Job Description
We are seeking a 2026 Visionary AI Architect to lead our groundbreaking research and deployment of next-generation artificial intelligence systems. As we prepare for the technological landscape of 2026, we need a forward-thinking engineer who isn't just building today's solutions, but architecting the infrastructure for tomorrow's breakthroughs.
In this role, you will define the technical roadmap for our proprietary AI models, ensuring scalability, ethical AI compliance, and cutting-edge performance. You will work at the intersection of deep learning, neural architecture search, and edge computing, pushing the boundaries of what is possible in the AI era.
Why Join Us?
- Work on projects that define the industry standards for 2026 and beyond.
- Competitive compensation package with equity options.
- Flexible remote-first culture with a focus on output over hours.
Responsibilities
- Design and implement scalable AI architectures for large-scale language models and generative AI agents.

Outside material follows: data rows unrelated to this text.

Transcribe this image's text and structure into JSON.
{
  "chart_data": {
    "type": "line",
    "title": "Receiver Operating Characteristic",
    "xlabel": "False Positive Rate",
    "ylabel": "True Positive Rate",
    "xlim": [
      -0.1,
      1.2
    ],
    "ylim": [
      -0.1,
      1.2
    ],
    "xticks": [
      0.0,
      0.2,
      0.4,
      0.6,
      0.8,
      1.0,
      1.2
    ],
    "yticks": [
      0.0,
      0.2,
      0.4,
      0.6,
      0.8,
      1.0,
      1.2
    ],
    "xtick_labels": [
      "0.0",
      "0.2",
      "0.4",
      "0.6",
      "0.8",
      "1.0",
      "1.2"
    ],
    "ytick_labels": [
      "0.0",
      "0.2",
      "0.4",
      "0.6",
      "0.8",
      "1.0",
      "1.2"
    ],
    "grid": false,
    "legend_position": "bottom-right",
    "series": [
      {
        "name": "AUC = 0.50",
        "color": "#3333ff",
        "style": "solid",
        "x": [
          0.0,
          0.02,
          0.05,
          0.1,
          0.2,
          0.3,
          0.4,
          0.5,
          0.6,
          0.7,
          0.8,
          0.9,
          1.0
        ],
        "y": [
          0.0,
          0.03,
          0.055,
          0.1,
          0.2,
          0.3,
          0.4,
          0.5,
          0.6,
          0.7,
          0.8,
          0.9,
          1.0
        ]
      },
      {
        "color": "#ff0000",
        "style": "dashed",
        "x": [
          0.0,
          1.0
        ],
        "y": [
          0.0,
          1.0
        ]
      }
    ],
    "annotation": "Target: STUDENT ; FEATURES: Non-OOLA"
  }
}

- Lead the research and development of novel neural network architectures tailored for low-latency, high-throughput environments.
- Optimize model inference pipelines to reduce computational costs by 40%+ without sacrificing accuracy.
- Establish and enforce best practices for AI ethics, data privacy, and fairness in model training.
- Collaborate with cross-functional teams (Product, Engineering, and Legal) to integrate AI capabilities into consumer-facing products.
- Mentor junior engineers and data scientists, fostering a culture of innovation and continuous learning.
Qualifications
- Bachelor’s or Master’s degree in Computer Science, Mathematics, or a related technical field (PhD preferred).
- 8+ years of experience in software engineering, with at least 5 years specifically focused on Machine Learning and Deep Learning.
- Deep expertise in Python, PyTorch, TensorFlow, and modern MLOps tools (Docker, Kubernetes, MLflow).
- Proven track record of deploying production-grade AI models handling millions of requests per day.
- Strong understanding of distributed systems, cloud infrastructure (AWS/GCP), and high-availability architecture.
- Familiarity with AI safety research and bias mitigation techniques.